Interview: ISRAEL NASH Talks Studio Business and His New Album, Lifted

“The whole idea of this album was to lift the souls of people with sounds just because it’s a crazy fucking world. I get depressed in it.” These words come from a man who sounds trapped. But with his unique brand of cosmic Americana, Israel Nash bends, shapes, and even shatters the boundaries of tradition all over again. Through metaphysical hymns that eschew the standards of industry taxonomy, the singer-songwriter defies genre confines on his fifth studio album, Lifted. Scheduled for release on July 27, 2017, the album was recorded in Nash’s very own studio, Plum Creek Sound. “When I get studio stuff going, I’m basically in [there] for three days, fifteen hours a day. [I’m] not eating very much… I’m seeing the sun rise.” The dreamlike melodies on Lifted evoke vivid mental imagery. So much so, in fact, that on “Hillsides,” listeners can enjoy a near personal replication of those very studio sunrises Nash speaks of. In a well suited counterbalance, the album’s penultimate track, “Strong Was the Night,” spiritually escorts listeners right back into the dusk, where all things must go to die. Yes, Lifted is a very much a journey within a record – one that traverses steep canyons and rolling valleys. But the true beauty of Lifted can be found beyond the sonic and aesthetic. The record is special because of its twofold functionality. In dyadic fashion, the album’s formula starts by bulldozing stylistic partitions with a heady concoction of sounds. After those partitions have fallen, Israel Nash – with the help of Eric Swanson, Joey McClellan, Aaron McClellan, and Josh Fleischmann – guides his listeners skillfully across the American frontier.

Lifted is brazen in its multifaceted originality. The album’s instrumental experimentation seizes the spotlight repeatedly, from the rhythmic horns section that crescendos in “Looking Glass,” all the way up to “Northwest Stars (Out of Tacoma)” and its xylophonic primer. Nash used drums that were played on rain collection tanks, as well as authentic sounds from the great outdoors – frogs croaking and crickets chirping – to pepper the track list. A rattle snake even makes a cameo at one point. Perhaps Lifted’s album art makes the best case for its inventiveness: what began as a concept painting illustrated with watercolors was transformed into a life sized diorama and photographed in Plum Creek Sound.

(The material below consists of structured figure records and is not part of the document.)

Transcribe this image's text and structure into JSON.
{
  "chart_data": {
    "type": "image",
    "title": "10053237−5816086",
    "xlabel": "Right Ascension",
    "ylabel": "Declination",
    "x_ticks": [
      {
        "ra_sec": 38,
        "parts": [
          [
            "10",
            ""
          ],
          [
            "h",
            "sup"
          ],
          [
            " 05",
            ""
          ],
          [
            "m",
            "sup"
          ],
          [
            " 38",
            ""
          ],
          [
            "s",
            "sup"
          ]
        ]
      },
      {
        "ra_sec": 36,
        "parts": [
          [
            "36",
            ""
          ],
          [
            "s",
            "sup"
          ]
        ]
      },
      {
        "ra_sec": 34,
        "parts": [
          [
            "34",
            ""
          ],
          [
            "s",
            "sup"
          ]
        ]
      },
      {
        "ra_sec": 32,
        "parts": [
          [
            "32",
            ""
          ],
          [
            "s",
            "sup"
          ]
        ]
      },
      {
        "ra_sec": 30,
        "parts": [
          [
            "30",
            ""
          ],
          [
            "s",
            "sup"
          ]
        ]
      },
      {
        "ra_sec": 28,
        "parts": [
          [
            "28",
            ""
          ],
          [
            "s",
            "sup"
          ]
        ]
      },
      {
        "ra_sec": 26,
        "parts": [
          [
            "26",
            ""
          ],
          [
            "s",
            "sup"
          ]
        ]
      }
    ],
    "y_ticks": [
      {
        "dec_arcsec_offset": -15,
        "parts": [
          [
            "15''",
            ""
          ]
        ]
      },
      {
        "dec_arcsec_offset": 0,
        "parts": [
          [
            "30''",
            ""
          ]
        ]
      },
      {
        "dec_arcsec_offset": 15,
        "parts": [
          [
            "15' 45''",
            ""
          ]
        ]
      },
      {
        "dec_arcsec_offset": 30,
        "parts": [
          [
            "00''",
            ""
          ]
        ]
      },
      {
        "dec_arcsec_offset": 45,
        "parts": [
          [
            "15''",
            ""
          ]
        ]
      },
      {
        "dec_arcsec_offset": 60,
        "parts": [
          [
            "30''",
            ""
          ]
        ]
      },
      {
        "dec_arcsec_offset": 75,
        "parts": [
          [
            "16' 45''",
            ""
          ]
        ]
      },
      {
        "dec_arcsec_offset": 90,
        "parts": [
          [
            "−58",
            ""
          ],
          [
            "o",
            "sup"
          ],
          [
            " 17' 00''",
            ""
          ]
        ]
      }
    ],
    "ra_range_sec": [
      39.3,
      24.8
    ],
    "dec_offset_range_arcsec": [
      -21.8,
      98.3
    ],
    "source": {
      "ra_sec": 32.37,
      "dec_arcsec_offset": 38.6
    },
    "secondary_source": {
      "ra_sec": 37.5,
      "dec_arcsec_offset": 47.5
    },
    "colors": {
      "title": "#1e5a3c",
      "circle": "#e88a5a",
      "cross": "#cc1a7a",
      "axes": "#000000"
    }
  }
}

The bucolic diorama features a river surrounded by foliage and different animals, all situated below sprawling clouds. Indeed, Nash quite literally crafted a physical resemblance of the Hill Country west of Austin using his bare hands. These creative elements that debut on Lifted were fostered patently by the minds behind Plum Creek Sound. Referencing his beloved studio, Nash says it’s “finally in a condition where you actually just walk in and make records. [And by] having [the] studio, the connection to production is even deeper and at a more technical level. Now, I’m just digging in so much [more].”

A world traveler himself, Nash is accustomed to touring the United States and Europe in broad swathes. “There’s an incredible amount of excitement when you’re just heading out away from home and traveling into the world and making music and meeting people,” Nash opines with a laugh. “Very diplomatic answer, I guess.” Lifted is anything but diplomatic, though. The guitarist gets away with his daring takes on Lifted because, in addition to his musical adroitness, he is a vagabond at heart. Originally from the Ozarks, Nash has moved around from New York to Texas. Though he now calls the Lone Star State home, he’s “been able to go to a lot of cool places because of music.” It’s no surprise that this theme translates into Nash’s studio work. “I really wanted to bounce around the genres within [American music],” he says. “I want to be able to surprise people.” Nash seems quite likely to deliver in that respect. Lifted combines influential elements from a hallmark caste of American producers and musicians like Phil Spector and Brian Wilson. Nash himself testified that he “was kind of trying to make this one Hill Country-Wall of Sound.” He also mentioned the effects imbued on him from George Harrison’s legendary 1970 triple album, All Things Must Pass (1970).

Deft range and visceral foresight in his back pocket underneath a broad horizon that beckons for more, listeners should feel comfortable that Nash will continue to answer the call of the wild. “I like the focus of bigger things, and this album was kind of representative of the space for me to find those things, so I’m really glad to share it,” he says. In a world abound with visual distractions like television, internet, and buzzing smartphones, he admits that “it’s harder to get [music] out there.” Even so, the art means more to Nash as he gets older and his skills and focus continue to appreciate. “Some of it is almost being a part of the craft – the thing that makes music go on so it can live long past me and on to other people, so that they may create.” It seems as if the cosmic cowboy is in it for the long haul.